実際その場にいる公達もみな立派でありましたが、中でもやはりその姿は水際立って美しいのです。内大臣でなくともこのような婿を迎えられるのであれば鼻高々で自慢のひとつもしたくなるものでしょう。
「夕霧よ、今宵は一段と男ぶりがよいな」
内大臣は堅苦しい挨拶は抜きにして気軽に夕霧に声をかけると、貴賓をもてなす席へと夕霧を導きました。
これは伯父上は本当に私に雲居雁を許してくれるのだ、そう感じた夕霧は感動で目頭が熱くなりましたが、泣いている場合ではありません。

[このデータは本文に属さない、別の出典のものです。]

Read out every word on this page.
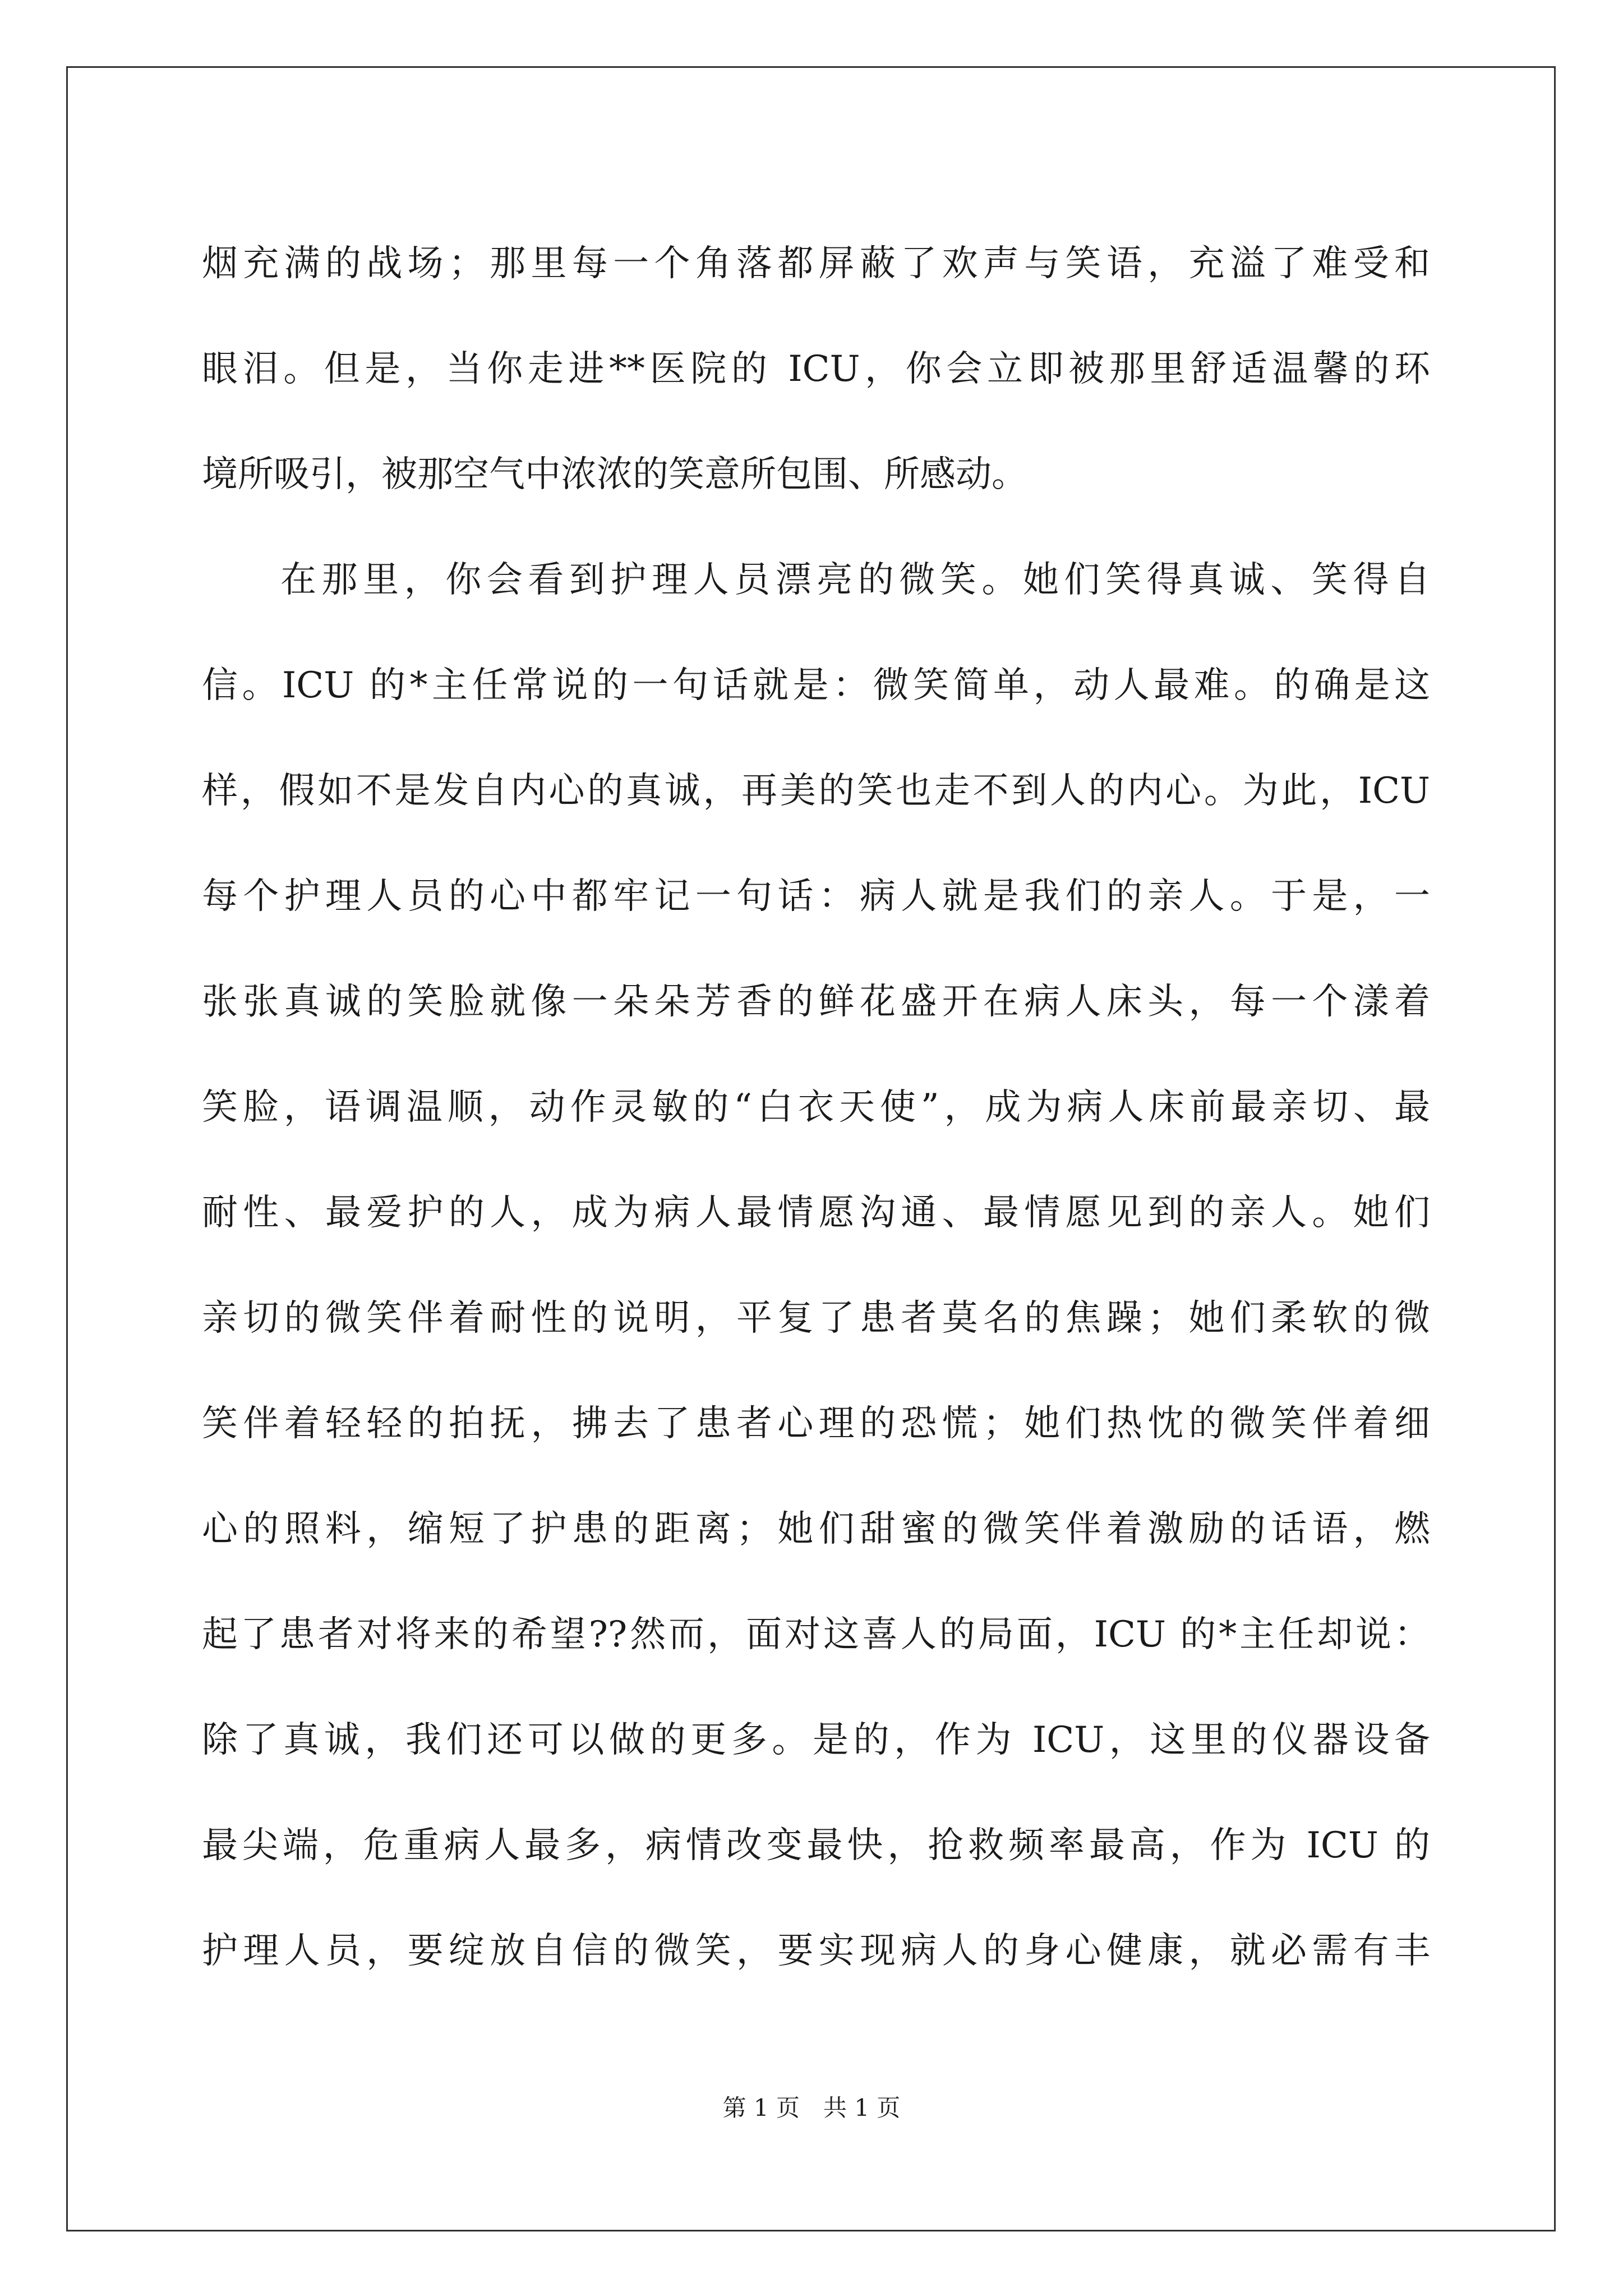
烟充满的战场；那里每一个角落都屏蔽了欢声与笑语，充溢了难受和
眼泪。但是，当你走进**医院的 ICU，你会立即被那里舒适温馨的环
境所吸引，被那空气中浓浓的笑意所包围、所感动。
在那里，你会看到护理人员漂亮的微笑。她们笑得真诚、笑得自
信。ICU 的*主任常说的一句话就是：微笑简单，动人最难。的确是这
样，假如不是发自内心的真诚，再美的笑也走不到人的内心。为此，ICU
每个护理人员的心中都牢记一句话：病人就是我们的亲人。于是，一
张张真诚的笑脸就像一朵朵芳香的鲜花盛开在病人床头，每一个漾着
笑脸，语调温顺，动作灵敏的“白衣天使”，成为病人床前最亲切、最
耐性、最爱护的人，成为病人最情愿沟通、最情愿见到的亲人。她们
亲切的微笑伴着耐性的说明，平复了患者莫名的焦躁；她们柔软的微
笑伴着轻轻的拍抚，拂去了患者心理的恐慌；她们热忱的微笑伴着细
心的照料，缩短了护患的距离；她们甜蜜的微笑伴着激励的话语，燃
起了患者对将来的希望??然而，面对这喜人的局面，ICU 的*主任却说：
除了真诚，我们还可以做的更多。是的，作为 ICU，这里的仪器设备
最尖端，危重病人最多，病情改变最快，抢救频率最高，作为 ICU 的
护理人员，要绽放自信的微笑，要实现病人的身心健康，就必需有丰
第 1 页　共 1 页
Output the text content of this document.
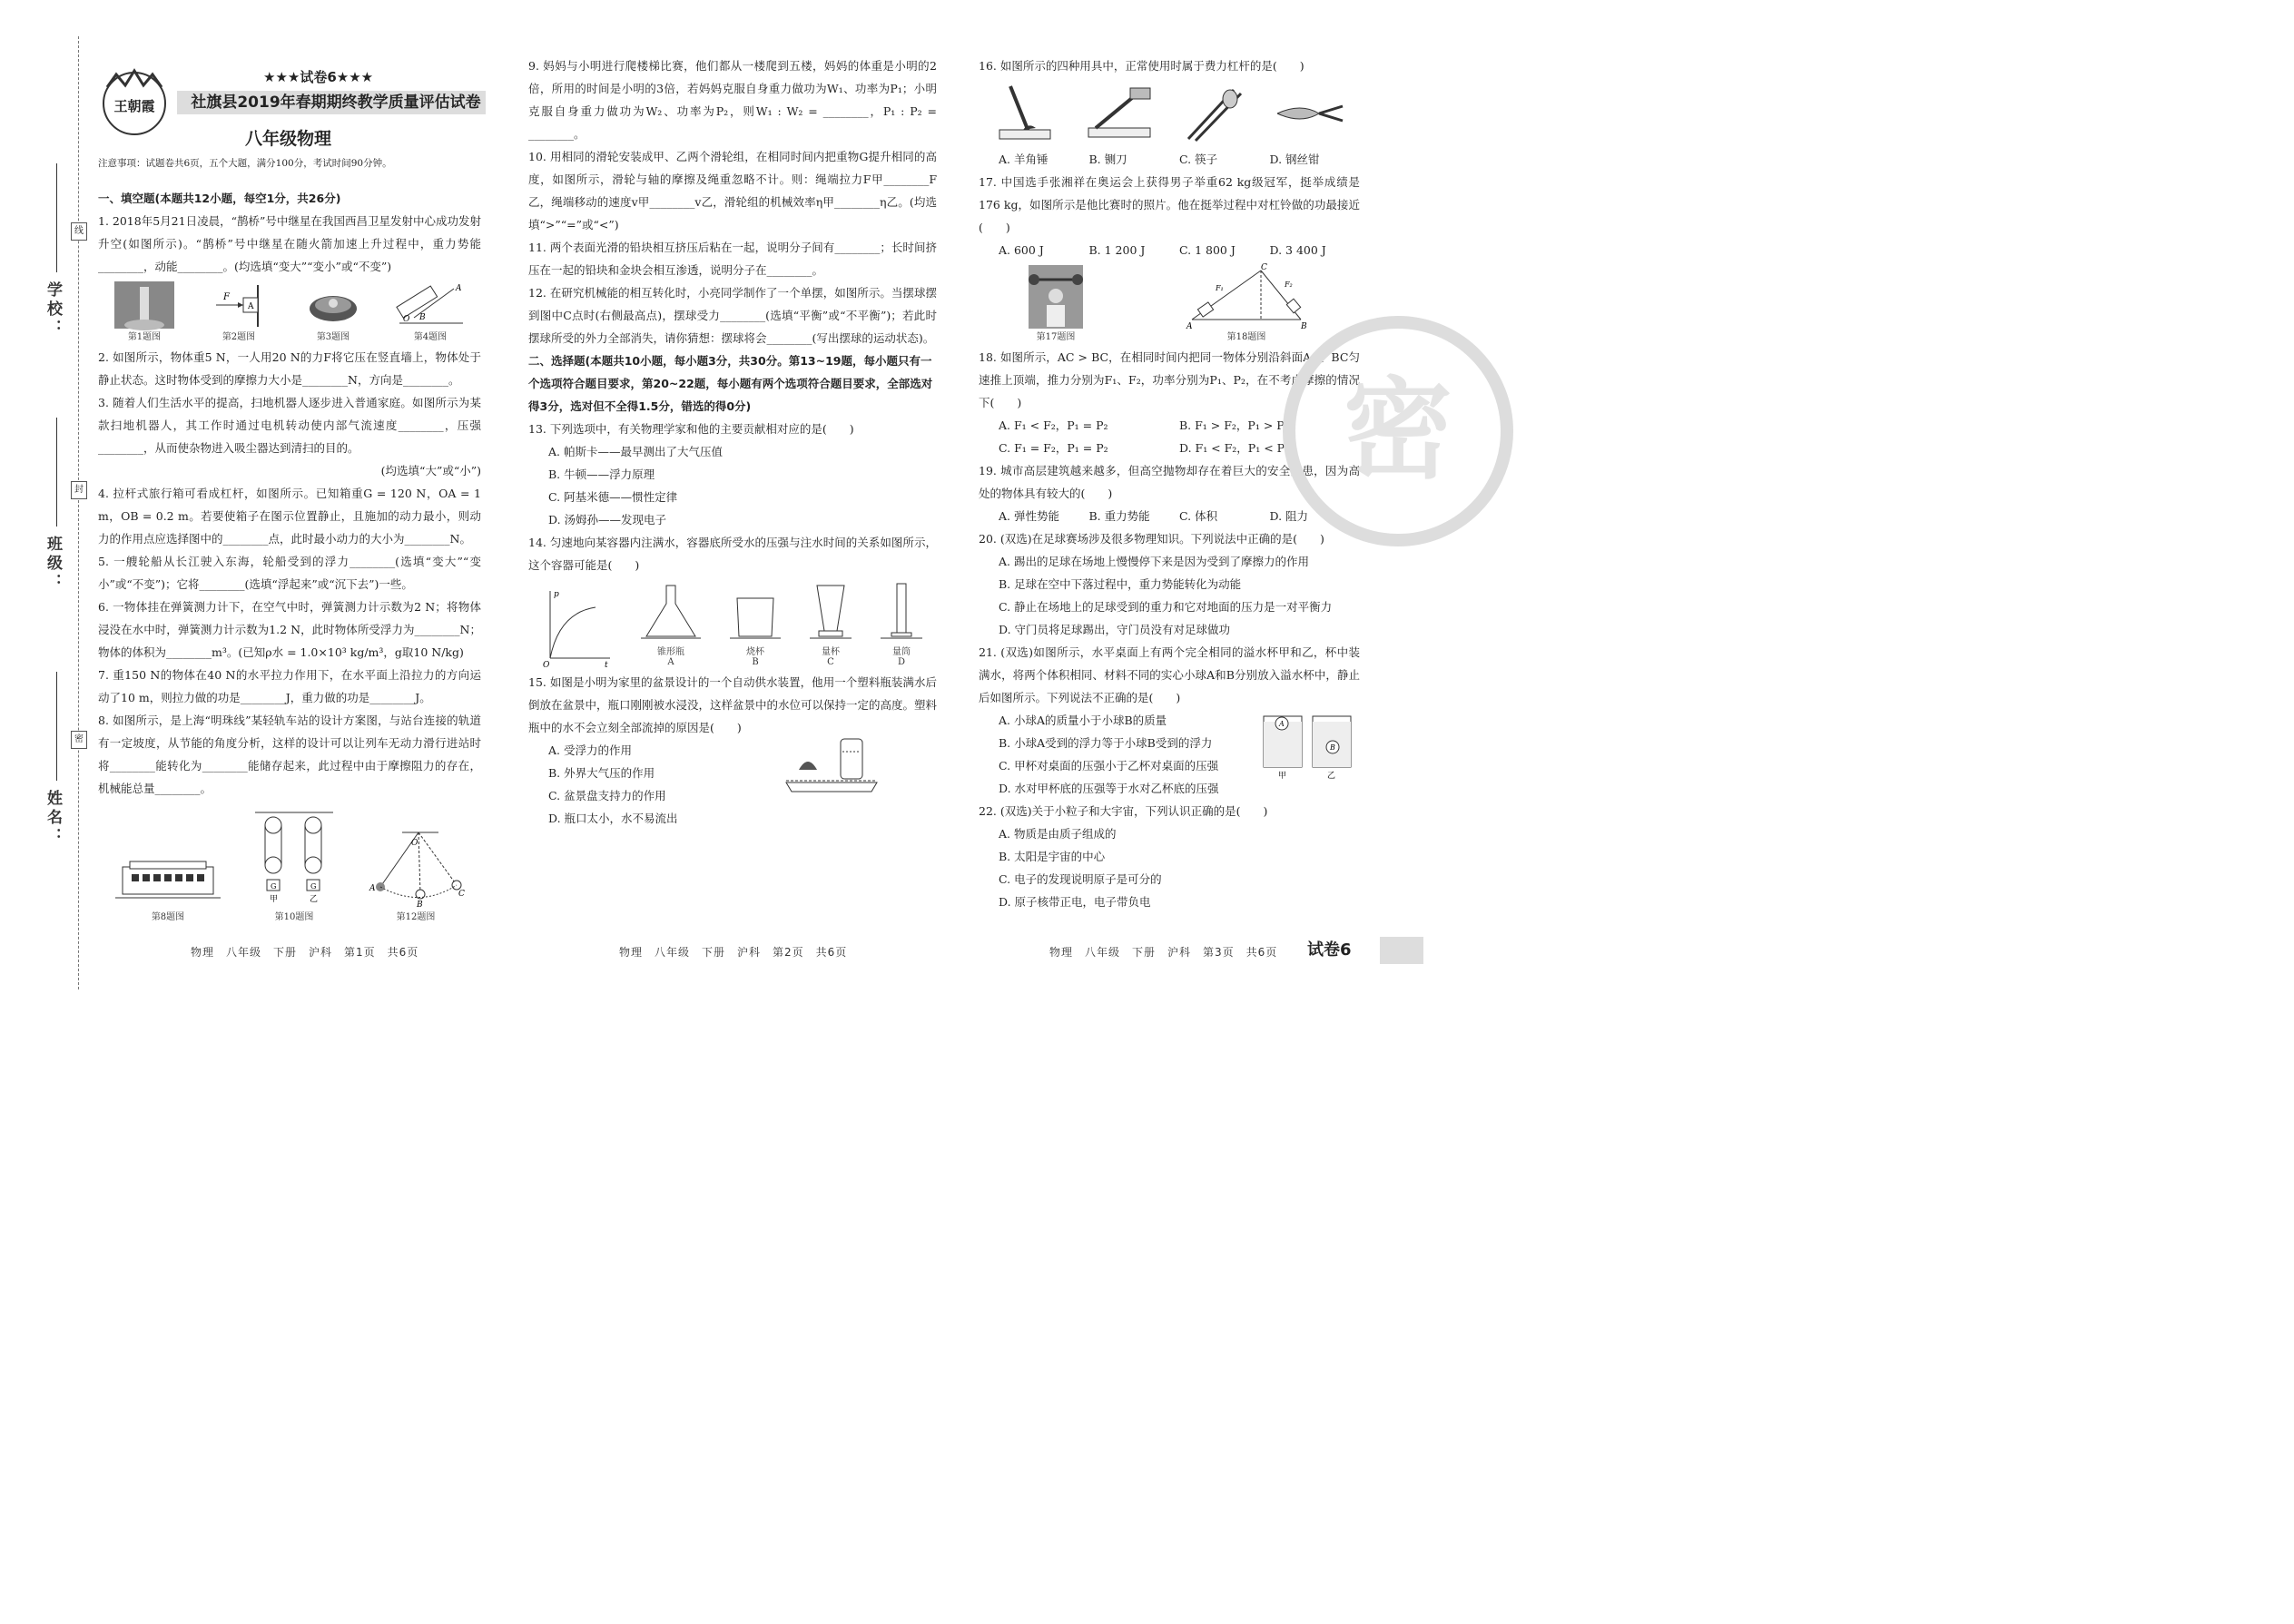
线
封
密
学校：
班级：
姓名：
王朝霞
★★★试卷6★★★
社旗县2019年春期期终教学质量评估试卷
八年级物理
注意事项：试题卷共6页，五个大题，满分100分，考试时间90分钟。
一、填空题(本题共12小题，每空1分，共26分)
1. 2018年5月21日凌晨，“鹊桥”号中继星在我国西昌卫星发射中心成功发射升空(如图所示)。“鹊桥”号中继星在随火箭加速上升过程中，重力势能________，动能________。(均选填“变大”“变小”或“不变”)
第1题图
F
A
第2题图	第3题图
A
O B
第4题图
2. 如图所示，物体重5 N，一人用20 N的力F将它压在竖直墙上，物体处于静止状态。这时物体受到的摩擦力大小是________N，方向是________。
3. 随着人们生活水平的提高，扫地机器人逐步进入普通家庭。如图所示为某款扫地机器人，其工作时通过电机转动使内部气流速度________，压强________，从而使杂物进入吸尘器达到清扫的目的。
(均选填“大”或“小”)
4. 拉杆式旅行箱可看成杠杆，如图所示。已知箱重G = 120 N，OA = 1 m，OB = 0.2 m。若要使箱子在图示位置静止，且施加的动力最小，则动力的作用点应选择图中的________点，此时最小动力的大小为________N。
5. 一艘轮船从长江驶入东海，轮船受到的浮力________(选填“变大”“变小”或“不变”)；它将________(选填“浮起来”或“沉下去”)一些。
6. 一物体挂在弹簧测力计下，在空气中时，弹簧测力计示数为2 N；将物体浸没在水中时，弹簧测力计示数为1.2 N，此时物体所受浮力为________N；物体的体积为________m³。(已知ρ水 = 1.0×10³ kg/m³，g取10 N/kg)
7. 重150 N的物体在40 N的水平拉力作用下，在水平面上沿拉力的方向运动了10 m，则拉力做的功是________J，重力做的功是________J。
8. 如图所示，是上海“明珠线”某轻轨车站的设计方案图，与站台连接的轨道有一定坡度，从节能的角度分析，这样的设计可以让列车无动力滑行进站时将________能转化为________能储存起来，此过程中由于摩擦阻力的存在，机械能总量________。
第8题图
G	G
甲	乙
第10题图
A
B
C
O
第12题图
物理　八年级　下册　沪科　第1页　共6页
9. 妈妈与小明进行爬楼梯比赛，他们都从一楼爬到五楼，妈妈的体重是小明的2倍，所用的时间是小明的3倍，若妈妈克服自身重力做功为W₁、功率为P₁；小明克服自身重力做功为W₂、功率为P₂，则W₁ : W₂ = ________，P₁ : P₂ = ________。
10. 用相同的滑轮安装成甲、乙两个滑轮组，在相同时间内把重物G提升相同的高度，如图所示，滑轮与轴的摩擦及绳重忽略不计。则：绳端拉力F甲________F乙，绳端移动的速度v甲________v乙，滑轮组的机械效率η甲________η乙。(均选填“>”“=”或“<”)
11. 两个表面光滑的铅块相互挤压后粘在一起，说明分子间有________；长时间挤压在一起的铅块和金块会相互渗透，说明分子在________。
12. 在研究机械能的相互转化时，小亮同学制作了一个单摆，如图所示。当摆球摆到图中C点时(右侧最高点)，摆球受力________(选填“平衡”或“不平衡”)；若此时摆球所受的外力全部消失，请你猜想：摆球将会________(写出摆球的运动状态)。
二、选择题(本题共10小题，每小题3分，共30分。第13~19题，每小题只有一个选项符合题目要求，第20~22题，每小题有两个选项符合题目要求，全部选对得3分，选对但不全得1.5分，错选的得0分)
13. 下列选项中，有关物理学家和他的主要贡献相对应的是(　　)
A. 帕斯卡——最早测出了大气压值
B. 牛顿——浮力原理
C. 阿基米德——惯性定律
D. 汤姆孙——发现电子
14. 匀速地向某容器内注满水，容器底所受水的压强与注水时间的关系如图所示，这个容器可能是(　　)
p
O	t
锥形瓶
A
烧杯
B
量杯
C
量筒
D
15. 如图是小明为家里的盆景设计的一个自动供水装置，他用一个塑料瓶装满水后倒放在盆景中，瓶口刚刚被水浸没，这样盆景中的水位可以保持一定的高度。塑料瓶中的水不会立刻全部流掉的原因是(　　)
A. 受浮力的作用
B. 外界大气压的作用
C. 盆景盘支持力的作用
D. 瓶口太小，水不易流出
物理　八年级　下册　沪科　第2页　共6页
16. 如图所示的四种用具中，正常使用时属于费力杠杆的是(　　)
A. 羊角锤	B. 铡刀	C. 筷子	D. 钢丝钳
17. 中国选手张湘祥在奥运会上获得男子举重62 kg级冠军，挺举成绩是176 kg，如图所示是他比赛时的照片。他在挺举过程中对杠铃做的功最接近(　　)
A. 600 J	B. 1 200 J	C. 1 800 J	D. 3 400 J
第17题图
A	B
C
F₁	F₂
第18题图
18. 如图所示，AC > BC，在相同时间内把同一物体分别沿斜面AC、BC匀速推上顶端，推力分别为F₁、F₂，功率分别为P₁、P₂，在不考虑摩擦的情况下(　　)
A. F₁ < F₂，P₁ = P₂	B. F₁ > F₂，P₁ > P₂
C. F₁ = F₂，P₁ = P₂	D. F₁ < F₂，P₁ < P₂
19. 城市高层建筑越来越多，但高空抛物却存在着巨大的安全隐患，因为高处的物体具有较大的(　　)
A. 弹性势能	B. 重力势能	C. 体积	D. 阻力
20. (双选)在足球赛场涉及很多物理知识。下列说法中正确的是(　　)
A. 踢出的足球在场地上慢慢停下来是因为受到了摩擦力的作用
B. 足球在空中下落过程中，重力势能转化为动能
C. 静止在场地上的足球受到的重力和它对地面的压力是一对平衡力
D. 守门员将足球踢出，守门员没有对足球做功
21. (双选)如图所示，水平桌面上有两个完全相同的溢水杯甲和乙，杯中装满水，将两个体积相同、材料不同的实心小球A和B分别放入溢水杯中，静止后如图所示。下列说法不正确的是(　　)
A. 小球A的质量小于小球B的质量
B. 小球A受到的浮力等于小球B受到的浮力
C. 甲杯对桌面的压强小于乙杯对桌面的压强
D. 水对甲杯底的压强等于水对乙杯底的压强
A
B
甲	乙
22. (双选)关于小粒子和大宇宙，下列认识正确的是(　　)
A. 物质是由质子组成的
B. 太阳是宇宙的中心
C. 电子的发现说明原子是可分的
D. 原子核带正电，电子带负电
物理　八年级　下册　沪科　第3页　共6页
密
试卷6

しみじみと喜びを噛みしめながら、春の宵に身を委ねました。
 
月が昇り、辺りは霞がかかって薄ぼんやりとした風情のある宵です。
うっすらと闇に漂う花の香りが心地よく、奏でられる楽の音も心に沁み入るようです。
「藤の花はわれら一門の象徴たる花ですが、春になって早々に散ってしまう桜を送ってから咲くというのが奥ゆかしいとは思われぬか?」
内大臣はご酒を召してすでに上機嫌です。
静かにかしこまる夕霧を前に古歌を口ずさみました。
 
春日さす藤の裏葉のうらとけて
     君し思はばわれも頼まむ
(あなたがうちとけて心を開いてくれるならば、私はあなたに愛娘を委ねよう)
 
内大臣の意を得て、柏木が藤の一房を手折って夕霧の盃へ添えました。
内大臣は夕霧の緊張を解くべく改めて詠みました。
 
紫に託言(かごと)はかけむ藤の花
    まつより過ぎてうれたけれども
(おめでたい日がのびのびとなってしまいましたが、それも当方の責任。恨みますまい。今日の慶びの日を心から祝いましょう)
 
そのように言われ、夕霧は嬉しくて盃を持ち、しなやかに拝舞しました。
この盃はまごうことなき舅から婿へのものなのです。
 
夕霧:いくかへり露けき春をすぐしきて
        花のひもとく折にあふらむ
(幾度となく悲しい春を過ごし、今日のこの許しを得たことはこの上もない喜びです)
 
柏木も親友を言祝ぐ歌を口ずさみました。
 
たをやめの袖にまがへる藤の花
    見る人からや色もまさらむ
(私のかわいい妹もよい婿を得て、人生の花が開くことでしょう)
 
柏木の弟、弁の少将はいささか茶目っ気のある貴公子です。
わざと催馬楽の『葦垣(あしがき)』などを自慢の美声で唄います。
これは男が女を盗んでいくという歌なのです。
「なんという歌を唄うことか」
内大臣は笑むと、一緒になって“女が盗まれた”の部分を“我が家に婿がやって来た”と変えて唄いました。
親子の息はぴったりで、どうやら弁の少将のユニークな性格は父親譲りのようです。
一同はどっと笑いに包まれて、夕霧も今は心の底から内大臣と目を合わせて笑い合いました。